Geographies of Imagination.
My Language Is A Bedouin Thief

How does one belong to a territory that resists inclusion? How does one embody a language that is imposed and lacks words to express one’s condition? How does one extend language to gestures that evoke lands of the paths traversed, resounding voices deemed invisible, creating echoes in the air? How does one become like the sand that slips through the fingers when attempted to be grasped? Or the water that charts it path across terrains carving through obstacles, collecting and carrying stories to be discovered and shared, and dismiss the demarcations that attempt to create divisions within?

Geographies of Imagination is a growing research and exhibition project that manifests itself as a cartographic timeline, a performative process of un-mapping the geography of power and a space of discourse. The project is an attempt to rethink, reconfigure and pervert history-at-large and cartographic histories in particular. Each iteration of Geographies of Imagination assumes a different point of departure, situates itself within another real or fictional geography.

Following the first two iterations in Berlin and Dhaka, the third rendition of this project revisits the obscured yet interconnected and interdependent histories of labour, enslavement, internal displacements of communities, and political prisoners and refugees embedded around the littoral zones of the Malabar Coast and intersecting geographies from across the ocean and beyond that are deeply resonant to the past and existing fabric of Kochi. These occurrences date back to the 7th century covering a period of subcontinental conquests, and European colonialism. The timeline continues with the import of Africans by the Portuguese in mid-16th century, the last region of the Indian subcontinent to be annexed by the British after great resistance from the Sikh Empire led by Maharani Jind Kaur in mid 19th century, to the partition of the Indian subcontinent 75 years ago. This is followed by the initiation of nation states and border lines drawn on the sea mid-20th century, implicating fishermen as prisoners of war for trans-boundary presence to date, and the simultaneous establishment of socialist regimes and the influence of the Soviet Union beyond the USSR. This timeline continues to be dotted with state surveillance and enforced disappearances, resulting in an increase in the marginalization of communities with the excuse of identitarian politics that incriminates caste, religion, ethnicity, language, and geography.

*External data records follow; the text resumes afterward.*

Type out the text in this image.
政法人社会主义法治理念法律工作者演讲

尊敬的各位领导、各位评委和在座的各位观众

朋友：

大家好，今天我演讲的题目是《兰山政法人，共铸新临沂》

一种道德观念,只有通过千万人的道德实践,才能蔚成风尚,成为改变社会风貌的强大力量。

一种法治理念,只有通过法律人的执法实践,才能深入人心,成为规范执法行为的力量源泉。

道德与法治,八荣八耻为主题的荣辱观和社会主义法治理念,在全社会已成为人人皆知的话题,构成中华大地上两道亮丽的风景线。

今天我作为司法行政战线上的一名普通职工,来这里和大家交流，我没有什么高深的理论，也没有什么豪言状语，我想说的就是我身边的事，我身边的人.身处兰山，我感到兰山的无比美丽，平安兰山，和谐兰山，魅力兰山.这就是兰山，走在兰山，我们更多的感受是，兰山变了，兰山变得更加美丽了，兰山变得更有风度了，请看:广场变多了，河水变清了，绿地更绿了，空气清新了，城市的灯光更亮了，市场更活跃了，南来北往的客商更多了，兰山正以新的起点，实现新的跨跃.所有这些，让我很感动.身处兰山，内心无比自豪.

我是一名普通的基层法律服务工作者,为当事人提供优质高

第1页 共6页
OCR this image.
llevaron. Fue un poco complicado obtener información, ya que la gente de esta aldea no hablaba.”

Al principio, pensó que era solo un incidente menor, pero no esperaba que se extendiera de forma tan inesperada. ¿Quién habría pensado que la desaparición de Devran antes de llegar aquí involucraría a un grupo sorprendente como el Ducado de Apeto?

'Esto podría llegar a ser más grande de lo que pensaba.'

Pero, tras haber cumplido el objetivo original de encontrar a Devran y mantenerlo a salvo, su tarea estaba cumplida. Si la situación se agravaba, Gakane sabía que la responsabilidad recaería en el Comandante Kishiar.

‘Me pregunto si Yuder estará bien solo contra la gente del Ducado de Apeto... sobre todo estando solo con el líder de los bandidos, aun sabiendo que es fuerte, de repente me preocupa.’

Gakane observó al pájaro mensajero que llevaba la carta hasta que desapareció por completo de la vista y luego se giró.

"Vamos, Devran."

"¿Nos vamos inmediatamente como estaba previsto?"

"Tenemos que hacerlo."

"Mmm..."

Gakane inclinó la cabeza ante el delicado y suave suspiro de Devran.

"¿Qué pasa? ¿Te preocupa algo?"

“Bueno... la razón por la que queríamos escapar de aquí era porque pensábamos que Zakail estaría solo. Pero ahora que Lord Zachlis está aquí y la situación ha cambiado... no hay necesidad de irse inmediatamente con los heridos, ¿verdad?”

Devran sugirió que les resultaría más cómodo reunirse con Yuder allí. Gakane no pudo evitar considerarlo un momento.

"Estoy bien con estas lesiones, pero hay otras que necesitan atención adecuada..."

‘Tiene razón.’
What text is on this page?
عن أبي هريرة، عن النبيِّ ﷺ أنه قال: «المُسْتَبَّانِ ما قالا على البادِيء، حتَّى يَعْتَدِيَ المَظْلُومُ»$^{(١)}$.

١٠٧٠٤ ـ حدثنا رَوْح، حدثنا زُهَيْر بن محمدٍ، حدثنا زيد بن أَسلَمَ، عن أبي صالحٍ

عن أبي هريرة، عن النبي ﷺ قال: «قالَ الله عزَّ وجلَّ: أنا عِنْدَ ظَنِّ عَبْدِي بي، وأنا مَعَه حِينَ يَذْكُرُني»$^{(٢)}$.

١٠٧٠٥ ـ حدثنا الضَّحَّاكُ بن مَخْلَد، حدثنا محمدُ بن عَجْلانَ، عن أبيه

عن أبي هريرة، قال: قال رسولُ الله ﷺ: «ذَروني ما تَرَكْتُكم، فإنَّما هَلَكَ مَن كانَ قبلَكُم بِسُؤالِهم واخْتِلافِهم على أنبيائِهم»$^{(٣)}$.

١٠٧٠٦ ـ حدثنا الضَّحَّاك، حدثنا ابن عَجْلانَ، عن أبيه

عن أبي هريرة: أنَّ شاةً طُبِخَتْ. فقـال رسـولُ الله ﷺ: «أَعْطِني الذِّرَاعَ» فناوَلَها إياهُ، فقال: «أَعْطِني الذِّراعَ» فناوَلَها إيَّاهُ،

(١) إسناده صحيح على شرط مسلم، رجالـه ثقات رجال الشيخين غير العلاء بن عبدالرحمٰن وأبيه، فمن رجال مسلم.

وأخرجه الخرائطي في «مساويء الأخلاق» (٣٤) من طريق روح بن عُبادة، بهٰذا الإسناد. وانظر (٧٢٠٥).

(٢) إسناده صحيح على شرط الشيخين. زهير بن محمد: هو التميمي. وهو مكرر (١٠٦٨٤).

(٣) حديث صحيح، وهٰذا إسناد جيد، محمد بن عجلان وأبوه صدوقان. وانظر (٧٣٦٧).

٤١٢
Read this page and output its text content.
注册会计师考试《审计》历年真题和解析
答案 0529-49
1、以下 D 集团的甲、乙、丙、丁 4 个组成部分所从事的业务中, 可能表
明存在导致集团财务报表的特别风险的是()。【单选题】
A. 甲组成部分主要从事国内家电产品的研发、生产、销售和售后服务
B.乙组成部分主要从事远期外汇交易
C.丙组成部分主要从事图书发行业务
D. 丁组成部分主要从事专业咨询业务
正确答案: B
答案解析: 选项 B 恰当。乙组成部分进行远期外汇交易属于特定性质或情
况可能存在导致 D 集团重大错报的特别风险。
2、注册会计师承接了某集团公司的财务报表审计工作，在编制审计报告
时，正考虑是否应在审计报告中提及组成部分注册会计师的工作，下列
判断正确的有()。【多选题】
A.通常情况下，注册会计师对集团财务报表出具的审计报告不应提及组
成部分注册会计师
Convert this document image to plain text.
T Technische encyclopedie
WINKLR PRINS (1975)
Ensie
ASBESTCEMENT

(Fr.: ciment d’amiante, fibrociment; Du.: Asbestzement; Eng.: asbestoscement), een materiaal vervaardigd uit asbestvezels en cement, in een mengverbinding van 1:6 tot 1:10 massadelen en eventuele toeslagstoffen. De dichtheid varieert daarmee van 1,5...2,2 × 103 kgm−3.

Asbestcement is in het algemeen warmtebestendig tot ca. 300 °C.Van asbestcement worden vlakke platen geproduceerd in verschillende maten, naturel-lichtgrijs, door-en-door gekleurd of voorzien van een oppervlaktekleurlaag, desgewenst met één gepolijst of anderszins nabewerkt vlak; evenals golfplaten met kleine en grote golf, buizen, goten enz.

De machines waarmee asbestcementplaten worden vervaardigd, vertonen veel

Devising languages through gestures, movements, and sound for storytelling and ritualistic commemoration, this iteration deliberates on how narratives could be poetically claimed while creating echoes through the relationship of the body to other bodies, the water and the soil. It navigates through the architectures of the land, soil and the sea recalling and establishing marginalized narratives. The gestures of care, self and collective, work through pain and generational trauma, assisting in carrying memory and history forward while forging bonds of solidarity across communities as a resistance to erasures. This solidarity sustains these communities, and those forgotten, connecting them and enabling them to share the unfolding of history through their narratives, sharing notions of belonging that supersede territorialisation and cartographies of power.

Geographies of Imagination: My Language is a Bedouin Thief [1] at the Kochi-Muziris Biennale 2022 will manifest as an exhibition reconfiguring these obscured and suppressed histories through sound, audio visual, text based and installation works charting across Karachi, Kochin, Hamburg, Chemnitz, Nuremburg, Munich, Lahore, Leipzig, and Cairo. This will be followed by a workshop, In the Spirit of Kappiri Muttappan, that unfolds in January, a collaboration with the Sacred Heart College, Kochi and the public laundry and community space Dhobikhana with the Vannan community connecting to the notions of solidarity and reverence to Kappiri Muthappan.

The first two iterations of the project were curated by Bonaventure Soh Bejeng Ndikung and Antonia Alampi, and the current iteration of the project is being curated by Hajra Haider Karrar, and the workshop conceived and led by Abhishek Nilamber.

1

Dipika Mukherjee, Wanderlust Ghazal. Rhino Poetry, 2016.